It’s been all over the news lately: this will be the season where the TV version of Game of Thrones finally laps the books, or at the very least it’s going to catch them this season and next season will have to be all-new stuff. George R.R. Martin, famous for being a slow writer (and note: I’m not complaining, at least not with an intent to be taken seriously by anyone) simply cannot keep up with the speed of broadcast TV, and there is absolutely no way that he’s going to be able to get two books written before the show hits the plotlines of the sixth and seventh books.
Those of us who had read the book when it came out fifteen goddamn years ago snickered at the poor saps who didn’t know what was coming when the Red Wedding happened. Now, it seems, the tables have turned, and the TV people get to know the ending of the saga before, or at least at the same time as, the folks who have been reading the books.
My relationship to A Song of Ice and Fire is complicated, guys. I’m almost compulsive in my need to complain every time someone mentions these books around me; I think Game of Thrones is one of the best works of fantasy literature ever written, and I think that the series has gotten asymptotically worse with every book that has been published since then. They became actively bad with the publication of A Feast for Crows, and A Dance with Dragons was execrable. At this point I may not even read The Winds of Winter. If I do, it will be a hate-read. I don’t even want to contemplate what the seventh book might be like.
Nonetheless! A suggestion:
TV people! Finish this season following the books as carefully as you always have (which is to say as carefully as you need to; the books and show, which I don’t watch regularly, have already diverged on a number of points) and then once you are clear of the published books, never speak to George R.R. Martin again about how the show should go. Send him his checks, and end the series however you want.
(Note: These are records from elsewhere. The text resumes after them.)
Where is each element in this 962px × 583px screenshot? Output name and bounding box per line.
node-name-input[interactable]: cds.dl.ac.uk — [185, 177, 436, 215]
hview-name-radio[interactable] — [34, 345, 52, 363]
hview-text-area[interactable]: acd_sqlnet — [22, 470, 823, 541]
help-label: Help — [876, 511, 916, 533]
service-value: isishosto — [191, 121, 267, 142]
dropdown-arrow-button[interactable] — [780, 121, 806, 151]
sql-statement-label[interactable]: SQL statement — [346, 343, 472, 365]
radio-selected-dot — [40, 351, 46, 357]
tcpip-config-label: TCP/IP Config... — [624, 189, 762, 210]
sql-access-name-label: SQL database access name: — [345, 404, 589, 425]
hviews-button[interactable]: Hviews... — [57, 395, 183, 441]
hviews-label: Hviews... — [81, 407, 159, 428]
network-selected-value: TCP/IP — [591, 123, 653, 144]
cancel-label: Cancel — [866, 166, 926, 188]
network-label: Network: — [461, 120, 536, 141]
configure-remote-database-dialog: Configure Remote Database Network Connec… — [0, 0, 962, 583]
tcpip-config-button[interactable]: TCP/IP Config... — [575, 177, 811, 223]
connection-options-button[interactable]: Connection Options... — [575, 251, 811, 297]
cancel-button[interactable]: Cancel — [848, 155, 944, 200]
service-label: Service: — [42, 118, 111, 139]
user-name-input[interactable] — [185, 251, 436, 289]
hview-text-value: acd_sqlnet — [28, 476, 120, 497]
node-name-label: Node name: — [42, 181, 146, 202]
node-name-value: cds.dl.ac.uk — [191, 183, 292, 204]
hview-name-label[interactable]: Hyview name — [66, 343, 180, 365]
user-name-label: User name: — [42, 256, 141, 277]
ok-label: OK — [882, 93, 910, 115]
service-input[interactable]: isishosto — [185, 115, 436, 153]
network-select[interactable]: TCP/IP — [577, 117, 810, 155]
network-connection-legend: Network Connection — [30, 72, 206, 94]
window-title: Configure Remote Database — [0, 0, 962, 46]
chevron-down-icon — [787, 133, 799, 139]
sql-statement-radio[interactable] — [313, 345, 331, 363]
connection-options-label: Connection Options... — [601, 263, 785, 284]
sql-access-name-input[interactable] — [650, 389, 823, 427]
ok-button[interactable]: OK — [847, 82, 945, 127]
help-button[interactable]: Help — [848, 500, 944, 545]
George R. R. Martin! Dance, naked and gleeful, upon the huge pile of money you have made off this show, and then write whatever the hell you want. Don’t watch the show anymore; you can Netflix it when you’re done with the books. Do not collaborate with these people and do not tell them your ending. (Note: I am aware he already has. He’s not listening to me anyway so I’m going to ignore this aspect of reality.)
Make the show and the books entirely separate cultural artifacts at this point. We’re big folk; we can handle it. Both of you, end the series however the hell you want, and don’t talk to each other about how you’re going to do it.
Yes, this will lead to two wildly different endings. That is the point.
As evidence that this will work, I present to you The Walking Dead. One of the show’s great strengths as a reader of the comics is the way that they gleefully remix everything that the comics do, sprinkling in a heavy dose of their own stuff, introducing brand-new characters, killing off people the books kept alive, and keeping alive folk who have been dead in the comics for years. The Walking Dead TV show is the best adaptation of a story across media that I have ever seen. Period. Point-blank. And part of the reason for that is that I never have any idea what’s coming next even if I’ve read the comics until they’ve fallen apart. It is awesome.
Listen to me, Hollywood people and writer much more famous and powerful than me. Stop talking to each other. Right now. Go do your own thing. Both stories will be better for it.